In case you were wondering, the project also tackles the issue of smell.

"This is an industrial processing facility, so there are multiple options for eliminating smell. Temperature, oxygen levels and composition of compost all affect odor, and these things can be monitored in an industrial facility. Composting can be done in a closed system to reduce smell, and bio-filters are also an effective way to reduce airborne odors. This kind of composting facility is very different from your average backyard compost heap," Erlebacher and Guimond said.

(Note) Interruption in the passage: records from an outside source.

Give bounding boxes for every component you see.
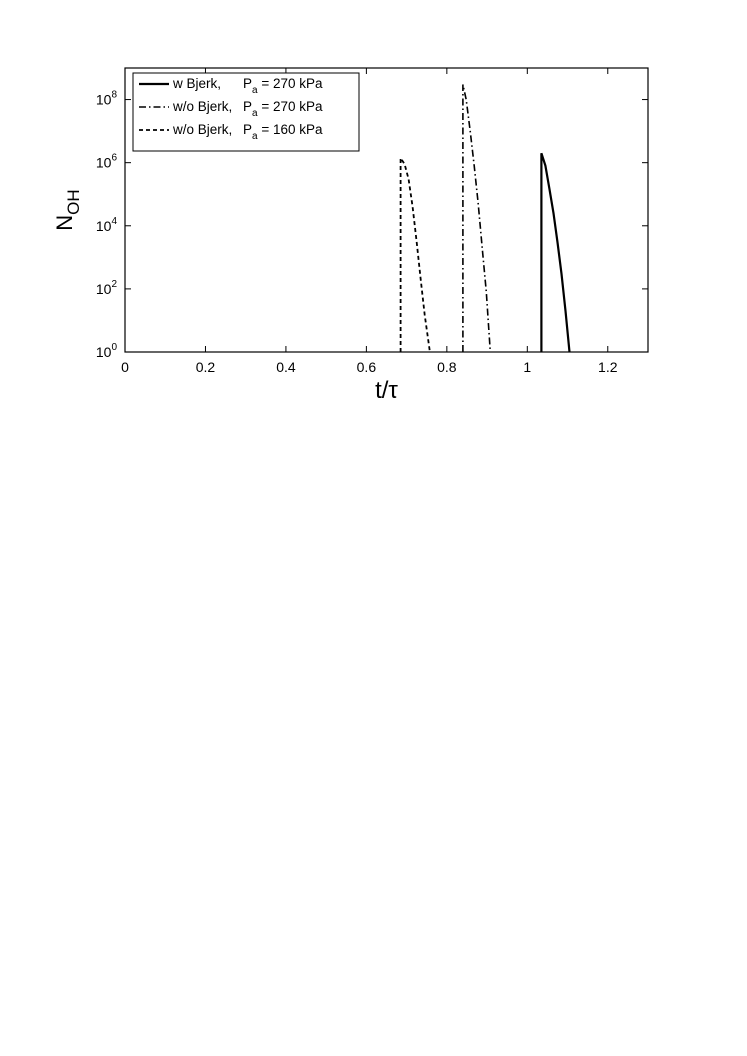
legend-box [132,72,360,152]
y-axis-label: NOH [52,189,83,230]
x-tick-label: 0.6 [357,359,377,375]
y-tick-label: 102 [96,279,118,297]
x-axis-label: t/τ [375,377,398,404]
y-axis-label-main: N [52,215,77,231]
series-line-2 [462,84,492,353]
axes-frame [124,67,649,353]
x-tick-label: 0 [121,359,129,375]
y-tick-label: 104 [96,216,118,234]
x-tick-label: 0.4 [276,359,296,375]
legend-entry-1: w Bjerk, Pa = 270 kPa [172,76,323,96]
legend-entry-2: w/o Bjerk, Pa = 270 kPa [172,99,323,119]
series-line-3 [399,155,431,353]
y-tick-label: 108 [96,90,118,108]
ticks-layer: 0 0.2 0.4 0.6 0.8 1 1.2 100 102 104 106 108 [96,68,648,375]
x-tick-label: 0.2 [196,359,216,375]
x-tick-label: 1 [523,359,531,375]
y-tick-label: 100 [96,342,118,360]
series-line-1 [540,152,571,353]
y-axis-label-subscript: OH [64,189,83,215]
legend-entry-3: w/o Bjerk, Pa = 160 kPa [172,122,323,142]
legend: w Bjerk, Pa = 270 kPa w/o Bjerk, Pa = 270 k… [132,72,360,152]
plot-area: 0 0.2 0.4 0.6 0.8 1 1.2 100 102 104 106 108 [96,67,649,375]
series-layer [399,84,571,353]
y-tick-label: 106 [96,153,118,171]
x-tick-label: 1.2 [598,359,618,375]
x-tick-label: 0.8 [437,359,457,375]
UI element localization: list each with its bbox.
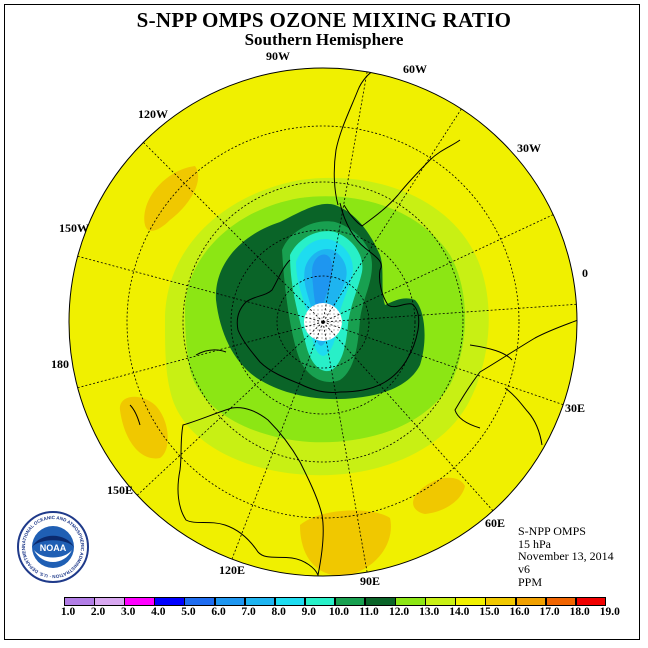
colorbar-swatch: [64, 597, 95, 606]
colorbar-swatch: [545, 597, 577, 606]
colorbar-swatch: [304, 597, 336, 606]
colorbar-tick-label: 7.0: [241, 606, 256, 618]
contour-15-patch: [413, 477, 465, 514]
map-subtitle: Southern Hemisphere: [244, 30, 404, 49]
colorbar-tick-label: 12.0: [389, 606, 410, 618]
colorbar-swatch: [455, 597, 486, 606]
longitude-label: 90E: [360, 574, 380, 588]
south-pole-marker: [321, 320, 325, 324]
colorbar-tick-label: 13.0: [419, 606, 440, 618]
longitude-label: 150W: [59, 221, 89, 235]
longitude-label: 150E: [107, 483, 133, 497]
coastline-antarctica: [236, 202, 420, 393]
longitude-label: 30W: [517, 141, 541, 155]
coastline-africa: [454, 319, 577, 429]
colorbar-swatch: [274, 597, 306, 606]
contour-15-patch: [119, 396, 168, 459]
info-version: v6: [518, 562, 530, 576]
longitude-label: 120W: [138, 107, 168, 121]
plot-frame: [4, 4, 640, 640]
colorbar-swatch: [395, 597, 426, 606]
longitude-label: 30E: [565, 401, 585, 415]
colorbar-tick-label: 14.0: [449, 606, 470, 618]
colorbar-tick-label: 4.0: [151, 606, 166, 618]
coastline-australia: [177, 407, 324, 576]
colorbar-tick-label: 17.0: [539, 606, 560, 618]
colorbar-tick-label: 11.0: [359, 606, 379, 618]
noaa-logo: NATIONAL OCEANIC AND ATMOSPHERIC ADMINIS…: [16, 510, 89, 583]
colorbar-tick-label: 15.0: [479, 606, 500, 618]
colorbar-tick-label: 5.0: [181, 606, 196, 618]
colorbar-tick-label: 10.0: [328, 606, 349, 618]
colorbar-swatch: [244, 597, 276, 606]
info-date: November 13, 2014: [518, 549, 614, 563]
colorbar-tick-label: 9.0: [301, 606, 316, 618]
colorbar-tick-label: 16.0: [509, 606, 530, 618]
colorbar-swatch: [94, 597, 125, 606]
colorbar-swatch: [124, 597, 155, 606]
map-boundary: [68, 67, 578, 577]
colorbar-swatch: [154, 597, 185, 606]
colorbar-tick-label: 19.0: [599, 606, 620, 618]
colorbar-tick-label: 1.0: [60, 606, 76, 618]
longitude-label: 60W: [403, 62, 427, 76]
noaa-logo-text: NOAA: [40, 543, 67, 553]
info-pressure: 15 hPa: [518, 537, 551, 551]
longitude-label: 60E: [485, 516, 505, 530]
colorbar-tick-label: 3.0: [121, 606, 136, 618]
info-units: PPM: [518, 575, 543, 589]
colorbar-swatch: [334, 597, 366, 606]
longitude-label: 90W: [266, 49, 290, 63]
colorbar-swatch: [365, 597, 396, 606]
longitude-label: 180: [51, 357, 69, 371]
colorbar-swatch: [575, 597, 607, 606]
map-title: S-NPP OMPS OZONE MIXING RATIO: [136, 8, 512, 32]
colorbar-tick-label: 8.0: [271, 606, 286, 618]
colorbar-tick-label: 18.0: [569, 606, 590, 618]
colorbar-tick-label: 6.0: [211, 606, 226, 618]
colorbar-swatch: [425, 597, 456, 606]
contour-6: [312, 254, 333, 316]
longitude-labels: 90W 60W 30W 0 30E 60E 90E 120E 150E 180 150W 120W: [51, 49, 588, 588]
colorbar-swatch: [184, 597, 215, 606]
colorbar-swatch: [515, 597, 547, 606]
latitude-circles: [126, 125, 520, 519]
colorbar-swatch: [485, 597, 516, 606]
longitude-label: 120E: [219, 563, 245, 577]
colorbar-swatch: [214, 597, 246, 606]
info-instrument: S-NPP OMPS: [518, 524, 586, 538]
colorbar-tick-label: 2.0: [90, 606, 106, 618]
longitude-label: 0: [582, 266, 588, 280]
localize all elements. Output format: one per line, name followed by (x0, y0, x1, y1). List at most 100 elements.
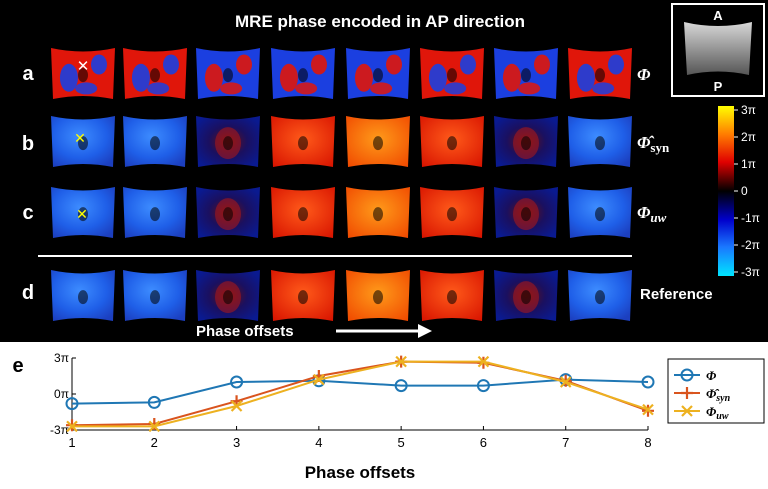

Green Loop -- Aerial View Toward Lower Manhattan
PRESENT Architecture

"As it stands, trucks around NYC deliver waste to 'tipping stations,' where refuse is dropped off before being trucked to landfills. This [Green Loop] proposal basically combines an organic waste tipping station with a compost facility and a park. Our compost parks are located along the waterfront to take advantage of existing transportation infrastructure for barges and rail," Erlebacher and Guimond said in an email to HuffPost.
Green Loop -- Aerial View of Green Loop Network
PRESENT Architecture

The Green Loop proposal envisions a network of 10 waterfront composting hubs in New York City, according to PRESENT Architecture's website.
Green Loop -- Rooftop Park & Gardens
PRESENT Architecture

"NYC is already piloting a successful curbside collection program for organic waste, so it's likely that one day people will sort their organic waste just like they do their recycling. In the end, the success of composting will depend on whether New Yorkers embrace the idea or not. That, along with added technology, like trommel screens, to help sort out non-compostable items at the facility," Erlebacher and Guimond said in an email.
Green Loop -- Street Level Composting Facility
PRESENT Architecture

The project would also create jobs. "A large construction project like this would definitely keep people busy for a while. And then once the facilities are up and running, they would need people to manage and operate them," Erlebacher and Guimond said.
Green Loop -- Composting Facility Diagram
PRESENT Architecture

Each compost island facility would be multi-layered. A road connected to land would funnel trucks in and out of the island to unload the organic waste into the street-level compositing facility. The indoor composting process would produce nutrient-rich soil, with barges carrying away the final product to reduce traffic congestion.
Green Loop -- Rooftop Park Perspective
PRESENT Architecture

Recreational parks would be set up atop Green Loop's street-level composting facilities. These public spaces could be used for gardening, sports and even cross-country skiing in the winter. Across the 10 compost islands, the elevated open spaces would add more than 125 acres of park land to the city, according to PRESENT's website.
Green Loop -- Nighttime View Toward Lower Manhattan
PRESENT Architecture

"Implementing a project like this would require a huge amount of commitment and support, not just on the financial front, but from grassroots community groups to local and state government agencies. To push the concept closer to reality, we want to gauge the public's response and research feasibility further. Urban waste management and climate change are complex and sensitive problems that require a thoughtful approach," Erlebacher and Guimond told HuffPost.